Security warning: Tempesta TLS uses the CPU hardware random generator, provided by the RDRND instruction in x86-64, to speedup the most performance crucial cryptography calculations. Some Intel CPUs are vulnerable to for the Special Register Buffer Data Sampling (SRBDS): the RDRAND result can be exposed to a sibling CPU core. This means that you should not run Tempesta FW in a public cloud environment with switched off SRBDS mitigation. If you run Tempesta FW on a dedicated hardware server or CPU starting with Ice Lake microarchitecture, you don’t need to care about the issue.

Currently Ubuntu 24.04 is the preferred build and execution environment. You can use other Linux distributions at your own risk.
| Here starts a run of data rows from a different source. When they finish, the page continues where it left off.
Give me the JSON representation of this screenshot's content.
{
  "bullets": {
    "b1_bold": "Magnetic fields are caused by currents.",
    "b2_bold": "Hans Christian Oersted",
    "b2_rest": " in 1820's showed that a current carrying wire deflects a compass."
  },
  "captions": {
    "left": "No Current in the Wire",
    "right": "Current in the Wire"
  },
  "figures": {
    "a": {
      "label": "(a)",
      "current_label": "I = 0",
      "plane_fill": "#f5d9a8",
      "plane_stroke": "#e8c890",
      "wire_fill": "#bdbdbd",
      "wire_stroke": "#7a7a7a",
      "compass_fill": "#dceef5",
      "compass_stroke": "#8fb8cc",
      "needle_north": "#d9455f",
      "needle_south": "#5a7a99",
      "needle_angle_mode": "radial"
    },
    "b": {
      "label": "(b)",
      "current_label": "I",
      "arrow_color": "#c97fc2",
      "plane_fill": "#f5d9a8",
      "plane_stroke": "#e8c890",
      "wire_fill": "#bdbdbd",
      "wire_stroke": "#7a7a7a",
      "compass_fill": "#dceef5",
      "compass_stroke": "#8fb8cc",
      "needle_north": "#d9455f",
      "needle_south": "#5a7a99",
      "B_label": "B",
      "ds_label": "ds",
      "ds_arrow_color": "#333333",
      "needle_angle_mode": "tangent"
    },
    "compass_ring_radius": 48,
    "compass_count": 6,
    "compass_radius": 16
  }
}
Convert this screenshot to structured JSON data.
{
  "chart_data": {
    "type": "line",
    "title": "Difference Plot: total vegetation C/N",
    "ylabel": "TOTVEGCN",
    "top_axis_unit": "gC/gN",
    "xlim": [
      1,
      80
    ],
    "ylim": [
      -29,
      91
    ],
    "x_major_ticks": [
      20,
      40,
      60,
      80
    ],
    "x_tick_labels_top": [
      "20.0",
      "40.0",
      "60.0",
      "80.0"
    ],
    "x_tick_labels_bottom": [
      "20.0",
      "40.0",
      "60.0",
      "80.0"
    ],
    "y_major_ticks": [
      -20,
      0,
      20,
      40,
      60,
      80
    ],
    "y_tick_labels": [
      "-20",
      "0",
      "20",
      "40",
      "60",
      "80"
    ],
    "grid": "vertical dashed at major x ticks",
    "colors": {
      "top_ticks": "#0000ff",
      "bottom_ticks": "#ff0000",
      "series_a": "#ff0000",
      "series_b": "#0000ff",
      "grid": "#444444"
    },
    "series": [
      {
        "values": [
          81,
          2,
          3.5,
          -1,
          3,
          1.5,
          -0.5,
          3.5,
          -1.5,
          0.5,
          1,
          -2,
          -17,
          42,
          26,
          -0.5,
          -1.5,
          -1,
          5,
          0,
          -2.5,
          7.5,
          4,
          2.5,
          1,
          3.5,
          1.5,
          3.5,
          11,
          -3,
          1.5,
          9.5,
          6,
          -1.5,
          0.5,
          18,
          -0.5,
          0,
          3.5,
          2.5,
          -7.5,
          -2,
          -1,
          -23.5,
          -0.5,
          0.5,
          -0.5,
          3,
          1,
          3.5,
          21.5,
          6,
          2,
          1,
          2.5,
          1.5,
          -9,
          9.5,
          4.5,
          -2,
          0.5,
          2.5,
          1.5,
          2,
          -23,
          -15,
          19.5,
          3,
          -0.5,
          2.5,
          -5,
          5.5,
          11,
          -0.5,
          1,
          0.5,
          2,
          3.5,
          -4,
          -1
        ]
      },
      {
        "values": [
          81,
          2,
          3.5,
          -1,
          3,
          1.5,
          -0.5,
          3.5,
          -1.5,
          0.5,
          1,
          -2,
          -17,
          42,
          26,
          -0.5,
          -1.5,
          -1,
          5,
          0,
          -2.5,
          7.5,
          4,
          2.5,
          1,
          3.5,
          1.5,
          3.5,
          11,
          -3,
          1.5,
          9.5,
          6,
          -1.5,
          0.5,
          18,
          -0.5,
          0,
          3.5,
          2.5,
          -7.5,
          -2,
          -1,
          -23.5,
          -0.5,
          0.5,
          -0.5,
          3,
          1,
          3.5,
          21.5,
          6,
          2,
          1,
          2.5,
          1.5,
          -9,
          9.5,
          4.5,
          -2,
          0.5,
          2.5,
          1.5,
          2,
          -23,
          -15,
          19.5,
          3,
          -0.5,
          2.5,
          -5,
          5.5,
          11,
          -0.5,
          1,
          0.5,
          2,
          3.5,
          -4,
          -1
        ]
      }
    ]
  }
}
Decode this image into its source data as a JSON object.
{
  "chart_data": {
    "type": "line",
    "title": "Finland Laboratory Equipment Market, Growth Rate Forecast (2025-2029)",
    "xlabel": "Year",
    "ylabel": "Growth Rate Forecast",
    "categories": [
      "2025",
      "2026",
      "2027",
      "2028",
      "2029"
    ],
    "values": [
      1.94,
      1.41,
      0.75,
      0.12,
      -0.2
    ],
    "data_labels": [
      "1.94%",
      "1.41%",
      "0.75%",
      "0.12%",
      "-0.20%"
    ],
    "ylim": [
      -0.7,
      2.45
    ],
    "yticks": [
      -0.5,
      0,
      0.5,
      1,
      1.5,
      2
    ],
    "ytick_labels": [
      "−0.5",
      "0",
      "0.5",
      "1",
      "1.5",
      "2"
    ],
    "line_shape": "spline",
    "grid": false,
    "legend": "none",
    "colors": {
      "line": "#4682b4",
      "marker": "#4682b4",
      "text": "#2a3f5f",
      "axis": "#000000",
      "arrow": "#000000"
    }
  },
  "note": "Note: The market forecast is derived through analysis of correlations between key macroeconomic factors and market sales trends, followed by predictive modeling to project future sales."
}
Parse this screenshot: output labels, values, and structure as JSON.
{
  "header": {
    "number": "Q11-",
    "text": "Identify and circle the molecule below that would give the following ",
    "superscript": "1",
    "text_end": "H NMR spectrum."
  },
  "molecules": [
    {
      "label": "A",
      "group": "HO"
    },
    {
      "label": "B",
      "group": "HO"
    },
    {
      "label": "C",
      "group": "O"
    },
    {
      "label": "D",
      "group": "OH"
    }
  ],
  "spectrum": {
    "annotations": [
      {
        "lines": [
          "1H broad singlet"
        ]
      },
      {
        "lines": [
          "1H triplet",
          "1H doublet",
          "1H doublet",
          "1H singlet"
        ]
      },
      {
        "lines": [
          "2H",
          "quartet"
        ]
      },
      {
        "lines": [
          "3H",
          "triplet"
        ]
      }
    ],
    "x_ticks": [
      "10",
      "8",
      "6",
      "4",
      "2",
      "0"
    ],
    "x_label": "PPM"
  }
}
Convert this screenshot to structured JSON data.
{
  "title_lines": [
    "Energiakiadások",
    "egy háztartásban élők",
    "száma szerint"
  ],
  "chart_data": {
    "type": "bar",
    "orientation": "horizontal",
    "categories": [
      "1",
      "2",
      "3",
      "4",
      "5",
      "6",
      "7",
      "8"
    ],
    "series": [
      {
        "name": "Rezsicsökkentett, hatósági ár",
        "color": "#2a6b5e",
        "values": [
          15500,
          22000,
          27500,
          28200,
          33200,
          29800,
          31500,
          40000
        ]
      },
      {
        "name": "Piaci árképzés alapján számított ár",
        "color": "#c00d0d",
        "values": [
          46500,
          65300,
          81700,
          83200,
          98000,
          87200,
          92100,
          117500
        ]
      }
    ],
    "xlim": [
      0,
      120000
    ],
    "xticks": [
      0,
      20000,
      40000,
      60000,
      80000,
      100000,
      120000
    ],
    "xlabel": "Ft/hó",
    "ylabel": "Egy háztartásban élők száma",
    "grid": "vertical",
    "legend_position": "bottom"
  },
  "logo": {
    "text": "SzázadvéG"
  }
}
Check supported virtualization types if you want to run Tempesta FW inside a virtual machine. QEMU is the most tested VM. There were complains about VirtualBox support of necessary CPU flags from a host system.

Since Tempesta FW uses advanced CPU features, please make sure that your VM properly exports the CPU featrues. For QEMU you can do this with -cpu host command line option.

For the best Tempesta FW performance inside a virtual machine, the hardware must meet following requirements (plese check the Wiki for details):

• VT-d and VT-x technologies must be supported by the CPU and enabled in BIOS;

• vAPIC support in the CPU

• SR-IOV support in the network adapter.

Tempesta requires that the following Linux kernel configuration options are switched on:

• CONFIG_SLUB
• CONFIG_SECURITY
• CONFIG_SECURITY_NETWORK
• CONFIG_SECURITY_TEMPESTA
• CONFIG_DEFAULT_SECURITY_TEMPESTA
• "tempesta" listed first in CONFIG_LSM, e.g.

CONFIG_LSM="tempesta,lockdown,yama,loadpin,safesetid,integrity,selinux,smack,tomoyo,apparmor,bpf"

We suggest that CONFIG_PREEMPT_NONE is used for better throughput. However, please use CONFIG_PREEMPT_VOLUNTARY for debugging since this mode causes additional stress to synchronization of several algorithms. Also note that CONFIG_PREEMPT is not supported at all.

• Boost library – install libboost-all-dev on Debian-based Linux distributives.
• Perl Template-Toolkit – you can find the package as libtemplate-perl in Debian-based system.